Layering operates as a guiding principle throughout the collection. Rugby shirts and dress shirts stack their collars one atop the other, while knits fall into place instinctively, one over another without force. Sheer coats slide over jackets, forming a tension between exposure and cover. Solid Homme uses this act of layering as both an aesthetic tool and an instinctual gesture, something closer to habit than fashion.

The collection elevates common references. Coffee pots, bottle openers, and irons no longer serve their original purpose; instead, they become leather charms, keepsakes worn rather than used. These transformed objects mirror the stitched-on tags reading “Super Normal,” placed on shirts, shorts, and jackets.

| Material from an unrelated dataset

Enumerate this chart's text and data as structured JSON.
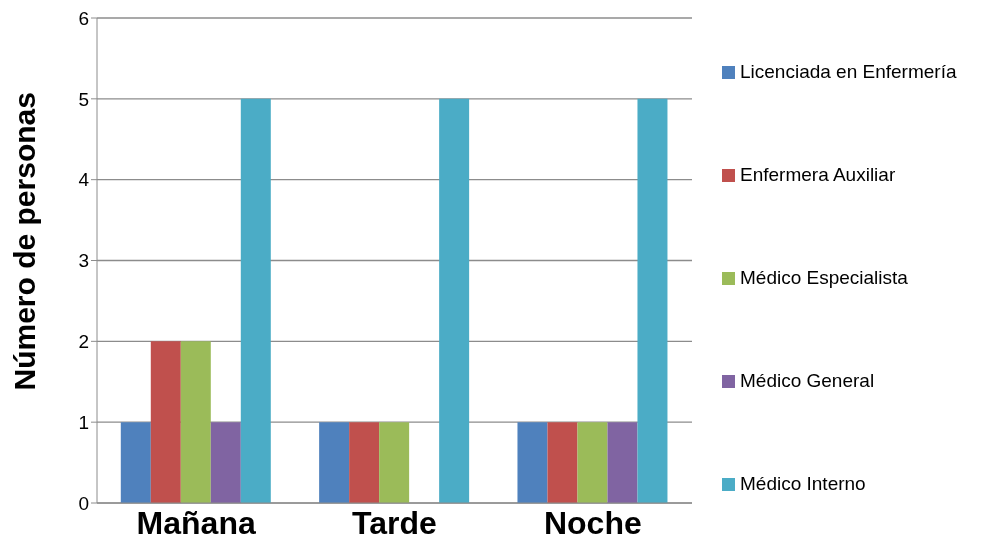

The phrase offers a clue to the collection’s intent: to find expression in the familiar. Solid Homme leans into quiet ease with softly structured silhouettes, a striped boat neck layered over a henley, a merino knit half-covered by an open cardigan, a rugby shirt ruched up to expose another layer of stripes underneath.
Gingham prints bring forward echoes of childhood, now rendered in technical fabrics that move with intention. Tracksuit bottoms and soccer shirts draw from the same archive of references, revisiting garments worn not for style but for comfort and ritual. Tailored shorts and a bomber jacket, its lining hanging visibly outside, continue this investigation.


The collection doesn’t rely on accessories for decoration but uses them to extend the rhythm of the clothing. Bowling bags in nylon and suede, neck scarves, and beatnik-style hats appear repeatedly, not for contrast, but for consistency. They carry the same sensibility as the garments: practical, worn, chosen.
Color sets the emotional tone. Deep iron hues soften when translated through washed silks. Pale yellow and gentle pink add lift without force. Brighter tones, grass, indigo, volcano red, appear in patterned mixes, not as accents but as parts of the system. The use of classic cotton stripes in white and blue introduces structure, even as they break from their original codes.

The collection doesn’t search for grand narratives or exaggerated silhouettes. It roots itself in repetition, gesture, and quiet choices. The characters perform everyday tasks. They wear what they carry and carry what they’ve worn.